La norma censurata, oltre che irragionevole, sarebbe in contrasto con il principio di uguaglianza di cui all’art. 3 Cost., perché condurrebbe, in determinati casi, ad applicare pene identiche a violazioni di rilievo penale molto diverso: il recidivo reiterato implicato in ricettazioni di normale o anche di rilevante gravità, al quale siano concesse le circostanze attenuanti generiche, verrebbe punito con la stessa pena prevista per il recidivo reiterato autore di episodi di modesto disvalore, a cui siano riconosciute le circostanze attenuanti generiche e quella prevista dall’art. 648, secondo comma, cod. pen., con la conseguenza che la «rilevantissima differenza oggettiva, naturalistica, criminologica delle due condotte» verrebbe «completamente annullata in virtù di una esclusiva considerazione dei precedenti penali del loro autore».

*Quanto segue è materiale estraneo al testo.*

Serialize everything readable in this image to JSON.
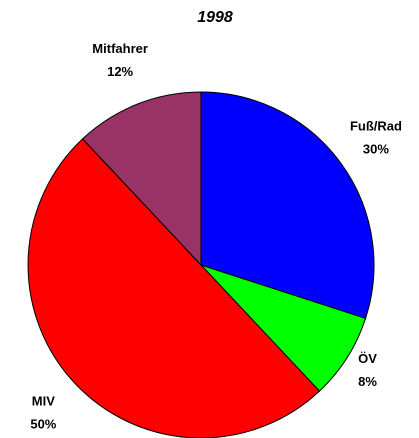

Inoltre, la norma censurata sarebbe in contrasto con il «principio di offensività, di cui all’art. 25, secondo comma, Cost., che, con il suo espresso richiamo al “fatto commesso”», attribuirebbe una rilevanza fondamentale all’azione delittuosa «per il suo obiettivo disvalore e non solo in quanto manifestazione di pericolosità sociale», implicando «la necessità di un trattamento penale differenziato per fatti diversi, senza che la considerazione della mera pericolosità dell’agente possa legittimamente avere rilievo esclusivo».

Infine, la norma censurata violerebbe il «principio di proporzionalità della pena (nelle sue due funzioni retributiva e rieducativa)», previsto dall’art. 27, terzo comma, Cost., «perché una pena sproporzionata alla gravità del reato commesso da un lato non può correttamente assolvere alla funzione di ristabilimento della legalità violata, dall’altro non potrà mai essere sentita dal condannato come rieducatrice»: la condanna a due anni di reclusione per la ricettazione di un solo bene, di modestissimo valore, non potrebbe essere considerata, chiunque ne sia l’autore, una risposta sanzionatoria proporzionata.

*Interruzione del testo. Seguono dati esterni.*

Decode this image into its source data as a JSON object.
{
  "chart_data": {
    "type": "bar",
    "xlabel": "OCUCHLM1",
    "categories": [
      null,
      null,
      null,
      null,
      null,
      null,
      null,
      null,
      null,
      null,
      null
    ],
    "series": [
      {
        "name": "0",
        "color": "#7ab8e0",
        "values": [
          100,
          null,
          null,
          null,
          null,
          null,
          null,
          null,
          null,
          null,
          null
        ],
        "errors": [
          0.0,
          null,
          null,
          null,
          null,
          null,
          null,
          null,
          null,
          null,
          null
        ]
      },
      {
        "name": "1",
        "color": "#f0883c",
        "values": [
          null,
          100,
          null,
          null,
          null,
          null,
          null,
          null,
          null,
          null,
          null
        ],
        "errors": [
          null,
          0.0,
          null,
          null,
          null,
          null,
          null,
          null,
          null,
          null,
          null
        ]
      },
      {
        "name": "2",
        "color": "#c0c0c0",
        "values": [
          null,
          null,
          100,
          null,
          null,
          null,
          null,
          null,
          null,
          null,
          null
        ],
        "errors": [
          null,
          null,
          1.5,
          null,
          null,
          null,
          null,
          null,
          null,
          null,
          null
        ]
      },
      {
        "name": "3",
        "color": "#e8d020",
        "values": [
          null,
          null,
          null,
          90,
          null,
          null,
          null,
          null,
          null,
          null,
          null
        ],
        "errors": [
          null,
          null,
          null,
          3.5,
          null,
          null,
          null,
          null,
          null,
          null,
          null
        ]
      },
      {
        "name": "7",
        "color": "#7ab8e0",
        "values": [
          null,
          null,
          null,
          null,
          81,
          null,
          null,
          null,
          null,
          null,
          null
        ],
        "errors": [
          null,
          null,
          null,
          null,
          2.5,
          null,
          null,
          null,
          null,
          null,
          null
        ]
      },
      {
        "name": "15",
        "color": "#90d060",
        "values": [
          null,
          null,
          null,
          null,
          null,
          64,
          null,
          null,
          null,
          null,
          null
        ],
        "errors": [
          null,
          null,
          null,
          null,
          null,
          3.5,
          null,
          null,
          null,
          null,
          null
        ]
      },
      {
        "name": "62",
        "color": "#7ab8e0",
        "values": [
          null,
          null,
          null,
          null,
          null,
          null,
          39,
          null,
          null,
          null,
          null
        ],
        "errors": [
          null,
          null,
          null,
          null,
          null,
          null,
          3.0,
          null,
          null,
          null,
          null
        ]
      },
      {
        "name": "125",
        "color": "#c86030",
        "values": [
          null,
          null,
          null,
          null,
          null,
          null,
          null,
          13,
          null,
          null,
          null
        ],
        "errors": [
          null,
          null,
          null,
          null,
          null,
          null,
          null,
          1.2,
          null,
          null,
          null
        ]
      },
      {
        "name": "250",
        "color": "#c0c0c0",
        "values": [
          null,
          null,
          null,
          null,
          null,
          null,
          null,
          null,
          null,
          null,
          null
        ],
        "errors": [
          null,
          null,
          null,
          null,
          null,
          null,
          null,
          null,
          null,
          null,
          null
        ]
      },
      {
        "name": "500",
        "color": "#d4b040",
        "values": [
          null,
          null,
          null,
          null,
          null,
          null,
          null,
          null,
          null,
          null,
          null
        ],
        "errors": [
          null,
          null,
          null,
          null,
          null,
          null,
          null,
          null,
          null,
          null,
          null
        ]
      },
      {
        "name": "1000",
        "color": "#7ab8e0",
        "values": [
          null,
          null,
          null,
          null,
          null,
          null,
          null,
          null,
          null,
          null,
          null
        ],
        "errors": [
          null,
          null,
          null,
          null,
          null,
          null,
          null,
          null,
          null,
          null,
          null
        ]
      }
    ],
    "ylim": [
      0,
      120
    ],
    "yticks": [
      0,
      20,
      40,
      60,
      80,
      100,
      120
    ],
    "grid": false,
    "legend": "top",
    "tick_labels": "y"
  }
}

2.– La questione è fondata.

3.– L’art. 3 della legge n. 251 del 2005 ha sostituito il quarto comma dell’art. 69 cod. pen., sul giudizio di bilanciamento delle circostanze, stabilendo, tra l’altro, un divieto di prevalenza delle circostanze attenuanti su quella prevista dall’art. 99, quarto comma, cod. pen., e il giudice a quo prospetta l’illegittimità costituzionale di tale norma, nella parte in cui prevede il divieto di prevalenza della circostanza attenuante dell’art. 648, secondo comma, cod. pen., sulla recidiva dell’art. 99, quarto comma, cod. pen.

Per effetto della norma impugnata, nei casi in cui, secondo la valutazione del giudice, debba riconoscersi rilevanza alla recidiva reiterata, le ricettazioni «di particolare tenuità», per le quali l’art. 648, secondo comma, cod. pen., prevede la pena della reclusione da quindici giorni a sei anni e la multa sino a 516 euro, devono invece essere punite con la reclusione da due ad otto anni e con la multa da 516 a 10.329 euro.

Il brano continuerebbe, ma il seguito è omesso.